Evidence of an intestinal phosphate transporter alternative to type IIb sodium-dependent phosphate transporter in rats with chronic kidney disease

Abstract

Background: Phosphate is absorbed in the small intestine via passive flow and active transport.NaPi-IIb, a type II sodium-dependent phosphate transporter, is considered to mediate active phosphate transport in rodents. To study the regulation of intestinal phosphate transport in chronic kidney disease (CKD), we analyzed the expression levels of NaPi-IIb, pituitary-specific transcription factor 1 (PiT-1) and PiT-2 and the kinetics of intestinal phosphate transport using two CKD models.

Methods: CKD was induced in rats via adenine orThy1 antibody injection. Phosphate uptake by intestinal brush border membrane vesicles (BBMV) and the messenger RNA (mRNA) expression of NaPi-IIb, PiT-1 and PiT-2 were analyzed. The protein expression level of NaPi-IIb was measured by mass spectrometry (e.g. liquid chromatography tandem mass spectrometry).
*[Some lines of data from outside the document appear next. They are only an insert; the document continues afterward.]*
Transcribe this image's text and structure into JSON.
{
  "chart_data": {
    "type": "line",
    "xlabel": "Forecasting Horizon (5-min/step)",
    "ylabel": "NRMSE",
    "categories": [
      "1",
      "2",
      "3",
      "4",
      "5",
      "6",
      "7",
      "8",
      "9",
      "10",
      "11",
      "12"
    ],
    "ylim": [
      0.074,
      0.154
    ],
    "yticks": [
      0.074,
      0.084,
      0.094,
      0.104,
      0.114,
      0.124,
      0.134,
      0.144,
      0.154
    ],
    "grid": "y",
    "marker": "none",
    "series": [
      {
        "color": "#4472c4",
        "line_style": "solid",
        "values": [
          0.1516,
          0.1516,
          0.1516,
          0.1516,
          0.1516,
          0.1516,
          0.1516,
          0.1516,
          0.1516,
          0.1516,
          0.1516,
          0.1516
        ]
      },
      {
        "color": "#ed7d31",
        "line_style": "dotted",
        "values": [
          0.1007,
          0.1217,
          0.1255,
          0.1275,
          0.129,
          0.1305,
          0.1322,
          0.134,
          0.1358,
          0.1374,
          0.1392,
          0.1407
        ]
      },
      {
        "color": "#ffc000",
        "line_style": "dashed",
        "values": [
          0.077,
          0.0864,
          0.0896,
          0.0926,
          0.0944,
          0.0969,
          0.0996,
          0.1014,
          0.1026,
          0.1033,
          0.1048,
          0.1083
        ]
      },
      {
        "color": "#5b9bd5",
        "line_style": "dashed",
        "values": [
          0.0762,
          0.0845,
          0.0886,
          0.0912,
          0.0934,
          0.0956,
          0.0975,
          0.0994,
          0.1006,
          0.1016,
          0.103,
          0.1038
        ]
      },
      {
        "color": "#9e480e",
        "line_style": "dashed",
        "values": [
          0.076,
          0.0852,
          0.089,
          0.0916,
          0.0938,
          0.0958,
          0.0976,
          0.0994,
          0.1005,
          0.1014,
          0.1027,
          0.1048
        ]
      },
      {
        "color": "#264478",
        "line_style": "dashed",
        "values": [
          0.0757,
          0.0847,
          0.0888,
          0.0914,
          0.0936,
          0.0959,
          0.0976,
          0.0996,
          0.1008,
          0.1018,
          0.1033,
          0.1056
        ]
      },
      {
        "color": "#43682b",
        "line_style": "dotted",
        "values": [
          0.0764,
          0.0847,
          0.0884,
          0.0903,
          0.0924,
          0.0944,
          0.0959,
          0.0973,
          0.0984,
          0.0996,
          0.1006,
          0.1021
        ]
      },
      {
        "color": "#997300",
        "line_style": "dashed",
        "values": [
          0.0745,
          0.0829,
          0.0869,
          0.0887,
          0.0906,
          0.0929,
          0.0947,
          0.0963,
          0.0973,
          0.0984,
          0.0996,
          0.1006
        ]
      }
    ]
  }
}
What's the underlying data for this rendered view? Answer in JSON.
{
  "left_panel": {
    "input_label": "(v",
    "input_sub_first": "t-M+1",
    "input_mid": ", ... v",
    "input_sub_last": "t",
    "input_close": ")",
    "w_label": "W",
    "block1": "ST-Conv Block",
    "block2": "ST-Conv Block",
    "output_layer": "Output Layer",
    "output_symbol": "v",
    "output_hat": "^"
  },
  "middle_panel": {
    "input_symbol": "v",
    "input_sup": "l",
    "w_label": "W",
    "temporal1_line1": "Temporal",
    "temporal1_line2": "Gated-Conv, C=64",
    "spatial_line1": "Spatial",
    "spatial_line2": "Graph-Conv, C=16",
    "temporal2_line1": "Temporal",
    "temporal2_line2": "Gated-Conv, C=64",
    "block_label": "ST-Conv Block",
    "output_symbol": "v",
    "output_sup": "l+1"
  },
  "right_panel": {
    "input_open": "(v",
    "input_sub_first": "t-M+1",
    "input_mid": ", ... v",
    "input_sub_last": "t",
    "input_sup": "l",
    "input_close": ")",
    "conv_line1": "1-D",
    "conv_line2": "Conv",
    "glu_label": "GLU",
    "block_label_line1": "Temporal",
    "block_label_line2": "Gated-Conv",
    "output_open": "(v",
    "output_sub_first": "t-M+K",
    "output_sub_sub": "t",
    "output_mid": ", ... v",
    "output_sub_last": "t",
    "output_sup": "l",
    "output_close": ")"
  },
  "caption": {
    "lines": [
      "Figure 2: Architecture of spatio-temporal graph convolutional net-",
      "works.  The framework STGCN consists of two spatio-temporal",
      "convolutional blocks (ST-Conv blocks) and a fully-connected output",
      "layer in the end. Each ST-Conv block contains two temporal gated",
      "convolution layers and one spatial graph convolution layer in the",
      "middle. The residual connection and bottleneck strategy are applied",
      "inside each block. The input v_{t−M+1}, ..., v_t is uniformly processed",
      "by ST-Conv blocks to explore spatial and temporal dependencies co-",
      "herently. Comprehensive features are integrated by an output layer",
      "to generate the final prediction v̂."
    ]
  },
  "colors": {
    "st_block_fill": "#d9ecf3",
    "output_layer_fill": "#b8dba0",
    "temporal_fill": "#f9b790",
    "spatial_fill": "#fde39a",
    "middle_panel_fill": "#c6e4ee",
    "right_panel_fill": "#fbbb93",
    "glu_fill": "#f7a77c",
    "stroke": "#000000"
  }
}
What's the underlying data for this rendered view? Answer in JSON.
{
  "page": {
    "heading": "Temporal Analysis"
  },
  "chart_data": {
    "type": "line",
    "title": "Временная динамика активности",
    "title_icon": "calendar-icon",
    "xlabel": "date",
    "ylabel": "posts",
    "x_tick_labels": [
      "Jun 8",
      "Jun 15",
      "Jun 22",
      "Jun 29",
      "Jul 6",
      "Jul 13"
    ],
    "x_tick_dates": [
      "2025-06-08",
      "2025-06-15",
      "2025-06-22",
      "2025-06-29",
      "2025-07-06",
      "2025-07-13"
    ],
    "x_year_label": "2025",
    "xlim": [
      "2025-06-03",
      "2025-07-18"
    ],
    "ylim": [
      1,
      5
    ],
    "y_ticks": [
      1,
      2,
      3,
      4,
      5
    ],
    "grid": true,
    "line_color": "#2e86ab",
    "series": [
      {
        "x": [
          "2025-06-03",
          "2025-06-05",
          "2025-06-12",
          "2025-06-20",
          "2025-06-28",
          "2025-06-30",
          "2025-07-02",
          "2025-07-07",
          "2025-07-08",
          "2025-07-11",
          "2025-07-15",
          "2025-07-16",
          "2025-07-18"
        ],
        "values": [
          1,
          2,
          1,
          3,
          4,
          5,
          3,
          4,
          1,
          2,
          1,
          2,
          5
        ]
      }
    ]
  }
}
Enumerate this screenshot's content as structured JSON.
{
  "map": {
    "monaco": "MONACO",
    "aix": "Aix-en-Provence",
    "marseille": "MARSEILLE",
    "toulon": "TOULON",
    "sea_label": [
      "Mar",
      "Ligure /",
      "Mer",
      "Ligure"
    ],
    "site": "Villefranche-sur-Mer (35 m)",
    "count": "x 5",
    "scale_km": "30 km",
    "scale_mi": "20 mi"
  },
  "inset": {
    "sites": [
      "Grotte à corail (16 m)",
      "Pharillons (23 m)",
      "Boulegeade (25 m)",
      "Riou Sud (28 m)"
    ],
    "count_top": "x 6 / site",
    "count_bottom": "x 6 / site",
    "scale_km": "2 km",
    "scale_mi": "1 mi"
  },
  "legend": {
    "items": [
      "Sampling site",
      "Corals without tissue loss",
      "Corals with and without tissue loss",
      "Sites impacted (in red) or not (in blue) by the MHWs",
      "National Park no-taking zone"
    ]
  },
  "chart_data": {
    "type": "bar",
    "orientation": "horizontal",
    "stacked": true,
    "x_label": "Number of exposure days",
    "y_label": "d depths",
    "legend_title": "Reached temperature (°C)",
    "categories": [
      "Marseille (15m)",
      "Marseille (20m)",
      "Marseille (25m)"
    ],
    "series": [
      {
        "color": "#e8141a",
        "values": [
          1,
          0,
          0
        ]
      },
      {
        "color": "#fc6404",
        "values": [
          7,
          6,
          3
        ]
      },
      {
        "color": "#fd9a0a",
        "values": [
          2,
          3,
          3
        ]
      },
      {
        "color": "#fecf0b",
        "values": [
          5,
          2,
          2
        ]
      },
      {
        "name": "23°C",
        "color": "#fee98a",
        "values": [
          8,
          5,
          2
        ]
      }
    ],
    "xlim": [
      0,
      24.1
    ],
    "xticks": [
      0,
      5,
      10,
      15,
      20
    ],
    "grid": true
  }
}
Results: In normal rats, phosphate uptake into BBMV consisted of a single saturable component and its Michaelis constant (Km) was comparable to that of NaPi-IIb. The maximum velocity (Vmax) correlated with mRNA and protein levels of NaPi-IIb. In the CKD models, intestinal phosphate uptake consisted of two saturable components. The Vmax of the higher-affinity transport, which is thought to be responsible for NaPi-IIb, significantly decreased and the decrease correlated with reduced NaPi-IIb expression. The Km of the lower-affinity transport was comparable to that of PiT-1 and -2. PiT-1 mRNA expression was much higher than that of PiT-2, suggesting that PiT-1 was mostly responsible for phosphate transport.

Conclusions: This study suggests that the contribution of NaPi-IIb to intestinal phosphate absorption dramatically decreases in rats with CKD and that a low-affinity alternative to NaPi-IIb, in particular PiT-1, is upregulated in a compensatory manner in CKD.

Keywords: NaPi-IIb; PiT; chronic kidney disease; intestine; phosphate.

FIGURE 1

Changes in phosphate uptake by rat intestinal BBMVs with age (A) 4 weeks old, (B) 9 weeks old and (C) 15 weeks old. Dots represent the actual values and the Michaelis–Menten curve was generated using JMP 11.2.1. Inset shows an Eadie–Hofstee plot of the uptake. Each point in the inset represents the mean of three measurement points.

FIGURE 2

Changes in NaPi-IIb (A) mRNA or (B) protein expression level in rat upper intestine with age. Values are normalized by villin-1 protein or mRNA, respectively. The actual values are represented as dots and the columns represent mean ± SE. *P < 0.05, significant difference versus 4 weeks old; ^#P < 0.05, significant difference versus 9 weeks old (Tukey–Kramer test).

FIGURE 3

Phosphate uptake by intestinal BBMVs in (A) normal rats and (B) adenine-induced CKD rats. Dots represent the actual values and the Michaelis–Menten curve was generated using JMP 11.2.1. Inset shows an Eadie–Hofstee plot of the uptake. Each point represents the mean of three measurement points. Normal, normal rats; CKD, adenine-induced CKD rats.

FIGURE 4

Changes in NaPi-IIb (A) mRNA and (B) protein expression levels in the upper intestine of rats with adenine-induced CKD. Values are normalized by villin-1 protein and mRNA, respectively. The actual values are represented as dots and the columns represent mean + SE. *P < 0.05, significant difference versus normal (Student’s t-test). Normal, normal rats; CKD, adenine-induced CKD rats.

FIGURE 5

Phosphate uptake by intestinal BBMV in sham rats (A) and anti-Thy1-induced CKD rats (B). Dots represent the actual values and the Michaelis–Menten curve was generated using JMP11.2.1. Inset shows an Eadie–Hofstee plot of the uptake. Each point represents the mean of three measurement points. Sham, sham-operated rats; CKD, anti-Thy1 CKD rats.

FIGURE 6

Changes in NaPi-IIb (A) mRNA and (B) protein expression levels in the upper intestine of rats with anti-Thy1 CKD. Values are normalized by villin-1 protein and mRNA, respectively. The actual values are represented as dots and the columns represent mean + SE. *P < 0.05, significant difference versus sham (Student’s t-test). Sham, sham-operated rats; CKD, anti-Thy1 CKD rats.